Andrea_Spacca · June 15, 2022, 7:02am

yes. this should solve the problem with the tls handshake

could you clarify your setup?
you are running the agent inside a VM, correct? if you restart the agent inside the VM that's still running the error is gone, but if you restart the VM it appears again until you restart the agent inside the running VM, correct?

what kind of VM is it? there is any init script in the VM that it's executed upon restart?

Andrea_Spacca · June 15, 2022, 7:03am

What version of the agent are you running?

wisdomluo · June 15, 2022, 7:17am

I think it is 8.2.0, elastic-agent-8.2.0-linux-arm64.tar.gz is the package I installed for elastic agent.

wisdomluo · June 15, 2022, 7:23am

you are running the agent inside a VM, correct?
Yes.
if you restart the agent inside the VM that's still running the error is gone, but if you restart the VM it appears again until you restart the agent inside the running VM, correct?
Yes.

what kind of VM is it? there is any init script in the VM that it's executed upon restart?

[root@apm-server-nginx-nodejs ~]# cat /etc/os-release 
NAME="CentOS Linux"
VERSION="7 (AltArch)"
ID="centos"
ID_LIKE="rhel fedora"
VERSION_ID="7"
PRETTY_NAME="CentOS Linux 7 (AltArch)"
ANSI_COLOR="0;31"
CPE_NAME="cpe:/o:centos:centos:7:server"
HOME_URL="https://www.centos.org/"
BUG_REPORT_URL="https://bugs.centos.org/"

CENTOS_MANTISBT_PROJECT="CentOS-7"
CENTOS_MANTISBT_PROJECT_VERSION="7"
REDHAT_SUPPORT_PRODUCT="centos"
REDHAT_SUPPORT_PRODUCT_VERSION="7"

[root@apm-server-nginx-nodejs ~]# uname -a
Linux apm-server-nginx-nodejs 5.11.12-300.el7.aarch64 #1 SMP Thu Aug 19 09:02:08 UTC 2021 aarch64 aarch64 aarch64 GNU/Linux
[root@apm-server-nginx-nodejs ~]#

there is no any customized init script to execute upon restart.

VM1: Elasticsearch,kibana,elastic agent(fleet server,filebeat,metricbeat)
VM2: elastic agent(apm server,filebeat,metricbeat)
VM3: elastic agent(filebeat,metricbeat)

Andrea_Spacca · June 16, 2022, 3:04am

@wisdomluo
you can try to either set the VM to UTC or add a cron (or similar solution) to restart the agent at @reboot

does the issue happen on every of the three VMs?

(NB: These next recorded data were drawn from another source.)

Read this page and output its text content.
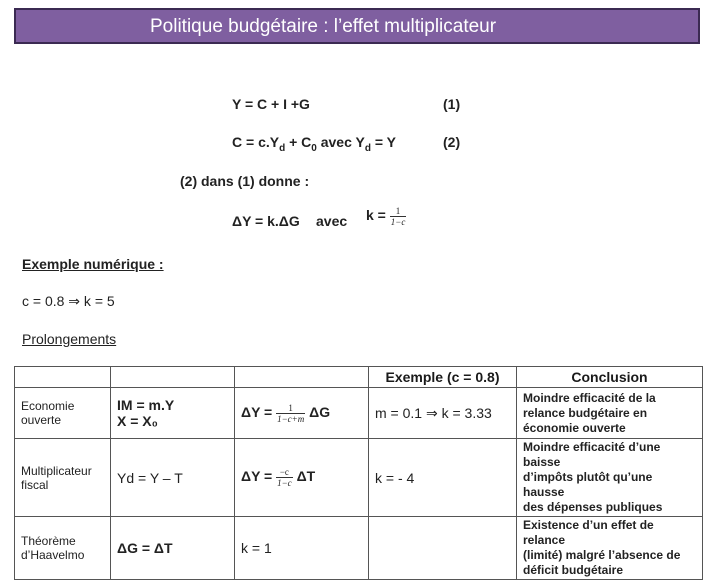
Politique budgétaire : l’effet multiplicateur
Y = C + I +G	(1)
$C = c.Y_d + C_0$ avec $Y_d = Y$	(2)
(2) dans (1) donne :
ΔY = k.ΔG avec $k = \frac{1}{1-c}$
Exemple numérique :
c = 0.8 ⇒ k = 5
Prolongements
			Exemple (c = 0.8)	Conclusion

Economie
ouverte	IM = m.Y
X = X₀	$\Delta Y = \frac{1}{1-c+m}$ ΔG	m = 0.1 ⇒ k = 3.33	Moindre efficacité de la
relance budgétaire en
économie ouverte

Multiplicateur
fiscal	Yd = Y – T	$\Delta Y = \frac{-c}{1-c}$ ΔT	k = - 4	Moindre efficacité d’une baisse
d’impôts plutôt qu’une hausse
des dépenses publiques

Théorème
d’Haavelmo	ΔG = ΔT	k = 1		Existence d’un effet de relance
(limité) malgré l’absence de
déficit budgétaire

wisdomluo · June 16, 2022, 9:35am

Setting timezone to UTC is not effective, the issue still exist. Anyway, I plan to have a try with other VMs in several days.
Currently, when the issue happen, the elastic agent stuck in starting status. Could you explain about below logs? All those authentication failure log records contain "2022-06-16T10:13:44". It should be the time while my VM startup.

transport: authentication handshake failed: x509: certificate has expired or is not yet valid: current time 2022-06-16T10:16:51+08:00 is before 2022-06-16T10:13:44Z

wisdomluo · June 17, 2022, 1:13am

Yes, issue happen on every of the three VMs. CPU high along with the authentication failure log rotate very quickly, and elastic agent stuck in starting status. Although this is not in production environment, I just worry about the error will cause CPU high to impact business service if I deploy the elastic agent to production environment.

system · July 15, 2022, 3:14am

This topic was automatically closed 28 days after the last reply. New replies are no longer allowed.